The Eurovision Song Contest 2021, Rotterdam, marked the 65th edition of the Eurovision Song contest. Markedly, with 39 entries, this was the first large-scale, global, live music event the world has seen so far in what appears to be the hopeful, post-COVID-19 era.
Although a sad loss for the UK, James Newman focused on the experience and atmosphere in comments about the night, mentioning that he ‘loved the crowd’s reaction… and everyone cheering’. This was not reflected in the United Kingdom’s final score – but what can be focused on here is the joy of the crowd as live music seems to be making a return.
The question now being asked is, is the COVID-19 vaccine the best shot at continuing what appears to be the revival of the live music industry?
Over the course of Lockdown many artists resorted to online live shows that offered a more intimate experience where audiences could interact on Zoom through the use of platforms such as Side Door, which has featured shows by artists including Tom Odell and Vance Joy. Other artists have even used video games with Travis Scott holding a nine-minute show grossing $20m on Fortnite as his chosen platform.
Overall then it’s clear to see how the online production of concerts did ‘become a little more ambitious’ over the course of Lockdown. But many are looking forward to the prospect of live music, where they are in among a crowd, with a late night, and most likely a lost voice the next morning.
With the vaccination program well under way across the UK, concert goers remain optimistic that this could be what is needed to support the full return of the music industry.
Recently, on the 2 May, Liverpool saw the ‘chance to enjoy a near-normal gig as part of a government pilot event’ where a crowd of 5,000 saw headliner Blossoms, without the use of face coverings or social distancing. The only requirement – a negative COVID test.

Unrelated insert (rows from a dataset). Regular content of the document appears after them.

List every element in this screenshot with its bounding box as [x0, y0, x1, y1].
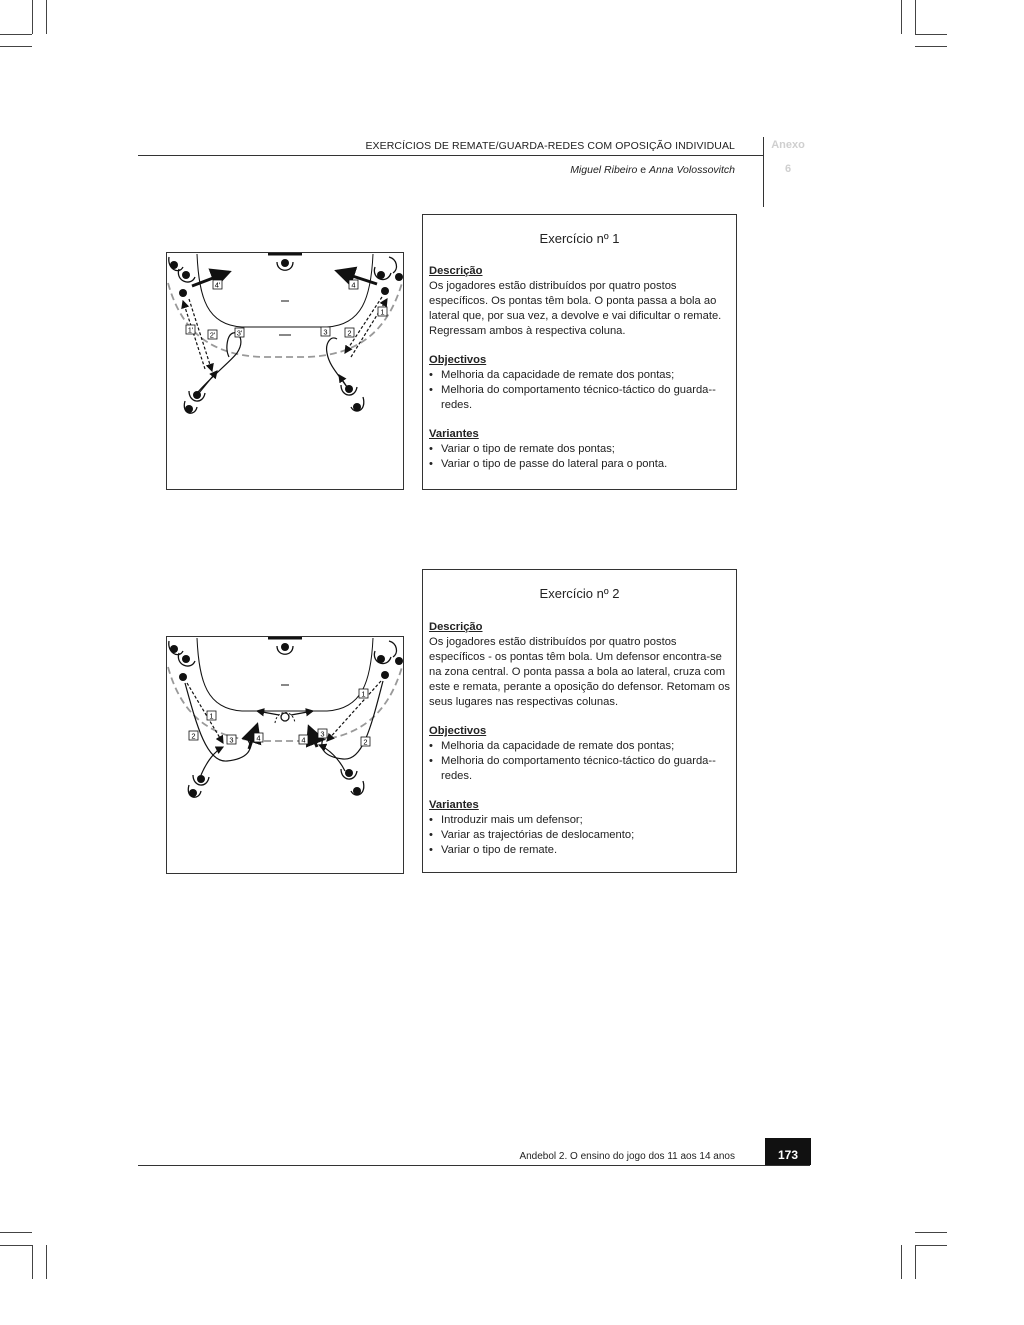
- position-label: [318, 729, 327, 739]
- running-header-authors: [400, 164, 735, 176]
- author-2: Anna Volossovitch: [649, 164, 735, 176]
- position-label: [189, 731, 198, 741]
- position-label: [349, 280, 358, 290]
- variants-heading: Variantes: [429, 428, 479, 440]
- defender: [281, 713, 289, 721]
- player: [381, 671, 389, 679]
- position-label: [207, 711, 216, 721]
- list-item: • Introduzir mais um defensor;: [429, 813, 730, 828]
- position-label: [345, 328, 354, 338]
- svg-text:3': 3': [236, 328, 243, 338]
- position-label: [299, 735, 308, 745]
- list-item: • Variar o tipo de remate.: [429, 843, 730, 858]
- list-item: • Melhoria da capacidade de remate dos pontas;: [429, 739, 730, 754]
- player: [182, 655, 190, 663]
- exercise-2-diagram: [166, 636, 404, 874]
- description-text: Os jogadores estão distribuídos por quatro postos específicos - os pontas têm bola. Um defensor encontra-se na zona central. O ponta passa a bola ao lateral, cruza com este e remata, perante a oposição do defensor. Retomam os seus lugares nas respectivas colunas.: [429, 636, 730, 708]
- objectives-heading: Objectivos: [429, 725, 487, 737]
- crop-mark: [0, 1245, 32, 1246]
- svg-text:1: 1: [361, 689, 366, 699]
- svg-text:2: 2: [347, 328, 352, 338]
- running-header-title: EXERCÍCIOS DE REMATE/GUARDA-REDES COM OPOSIÇÃO INDIVIDUAL: [365, 140, 735, 152]
- crop-mark: [32, 1245, 33, 1279]
- position-label: [235, 328, 244, 338]
- svg-text:4: 4: [301, 735, 306, 745]
- exercise-1-title: Exercício nº 1: [539, 231, 620, 246]
- variants-list: [429, 442, 730, 472]
- player: [179, 673, 187, 681]
- position-label: [227, 735, 236, 745]
- author-1: Miguel Ribeiro: [570, 164, 638, 176]
- crop-mark: [915, 0, 916, 34]
- crop-mark: [46, 0, 47, 34]
- annex-number: 6: [784, 163, 792, 175]
- description-heading: Descrição: [429, 265, 483, 277]
- exercise-1-diagram: [166, 252, 404, 490]
- list-item: • Variar as trajectórias de deslocamento;: [429, 828, 730, 843]
- list-item: • Variar o tipo de remate dos pontas;: [429, 442, 730, 457]
- list-item: • Melhoria do comportamento técnico-táctico do guarda--redes.: [429, 754, 730, 784]
- author-conjunction: e: [640, 164, 647, 176]
- player: [182, 271, 190, 279]
- court-diagram-2: [167, 637, 403, 873]
- svg-text:2': 2': [209, 330, 216, 340]
- crop-mark: [0, 1232, 32, 1233]
- description-text: Os jogadores estão distribuídos por quatro postos específicos. Os pontas têm bola. O ponta passa a bola ao lateral que, por sua vez, a devolve e vai dificultar o remate. Regressam ambos à respectiva coluna.: [429, 280, 722, 337]
- annex-label: Anexo: [771, 139, 805, 151]
- footer-rule: [138, 1165, 810, 1166]
- objectives-list: [429, 739, 730, 784]
- variants-heading: Variantes: [429, 799, 479, 811]
- crop-mark: [32, 0, 33, 34]
- position-label: [359, 689, 368, 699]
- header-rule: [138, 155, 763, 156]
- objectives-heading: Objectivos: [429, 354, 487, 366]
- svg-text:3: 3: [320, 729, 325, 739]
- player: [197, 775, 205, 783]
- svg-text:4: 4: [351, 280, 356, 290]
- svg-text:3: 3: [323, 327, 328, 337]
- goalkeeper: [281, 643, 289, 651]
- court-diagram-1: [167, 253, 403, 489]
- svg-text:1: 1: [209, 711, 214, 721]
- crop-mark: [46, 1245, 47, 1279]
- exercise-2-box: [422, 569, 737, 873]
- list-item: • Variar o tipo de passe do lateral para o ponta.: [429, 457, 730, 472]
- player: [345, 769, 353, 777]
- svg-text:1': 1': [187, 325, 194, 335]
- player: [381, 287, 389, 295]
- crop-mark: [901, 0, 902, 34]
- crop-mark: [915, 1232, 947, 1233]
- crop-mark: [915, 1245, 947, 1246]
- variants-list: [429, 813, 730, 858]
- exercise-2-title: Exercício nº 2: [539, 586, 620, 601]
- position-label: [208, 330, 217, 340]
- svg-text:2: 2: [191, 731, 196, 741]
- svg-text:4: 4: [256, 733, 261, 743]
- position-label: [321, 327, 330, 337]
- position-label: [254, 733, 263, 743]
- position-label: [186, 325, 195, 335]
- description-heading: Descrição: [429, 621, 483, 633]
- svg-text:2: 2: [363, 737, 368, 747]
- player: [395, 273, 403, 281]
- crop-mark: [0, 46, 32, 47]
- crop-mark: [0, 34, 32, 35]
- exercise-1-box: [422, 214, 737, 490]
- header-vertical-rule: [763, 137, 764, 207]
- page-number: 173: [765, 1138, 811, 1165]
- goalkeeper: [281, 259, 289, 267]
- svg-text:1: 1: [380, 307, 385, 317]
- player: [395, 657, 403, 665]
- list-item: • Melhoria do comportamento técnico-táctico do guarda--redes.: [429, 383, 730, 413]
- position-label: [378, 307, 387, 317]
- crop-mark: [901, 1245, 902, 1279]
- position-label: [361, 737, 370, 747]
- crop-mark: [915, 46, 947, 47]
- position-label: [213, 280, 222, 290]
- footer-book-title: Andebol 2. O ensino do jogo dos 11 aos 14 anos: [519, 1151, 735, 1162]
- crop-mark: [915, 1245, 916, 1279]
- svg-text:4': 4': [214, 280, 221, 290]
- player: [179, 289, 187, 297]
- crop-mark: [915, 34, 947, 35]
- list-item: • Melhoria da capacidade de remate dos pontas;: [429, 368, 730, 383]
- objectives-list: [429, 368, 730, 413]
- svg-text:3: 3: [229, 735, 234, 745]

This was part of the government’s wider trialling of crowds at a series of events in England to look at how large events can go ahead safely. Claire McColgan, director of Culture Liverpool said:
‘Scientists would assess to how attendees move and respond during the gig, and voluntary tests taken afterwards will be used to identify any infections that might arise’.
And since the trial, artists have turned around announcing tours for the end of 2021 and 2022. Tom Odell has switched to the prospect of in-person rather than online with instore events in July and September. And emerging artist Dodie has announced her 2022 North American Tour for new album Build A Problem.
Billie Eilish has also completely sold out her 2020 42-stop arena tour, ‘Where Do We Go? World Tour; featuring 11 UK shows, ‘within days of the sale opening’ selling ‘more than 500,000 tickets… in the first hour of the onsale last week’.
Alongside concerts, this summer hopes to also see the return of festivals. BBC Radio 1 and BBC Sounds ‘Big Weekend’ has chosen to stay in tune with the online platform. But Boardmasters, Latitude and Reading and Leeds are set to go ahead in person, with a possible later date for an in-person Glastonbury to be confirmed.
In among all of this, so far, zorb balls have been trialled for concerts, and seated group tables at social distanced festivals.
But with online concert platforms becoming more advanced, and now the aid of the vaccine and testing to support in-person shows, the live music industry could be on its way to what we are all hoping for – normality.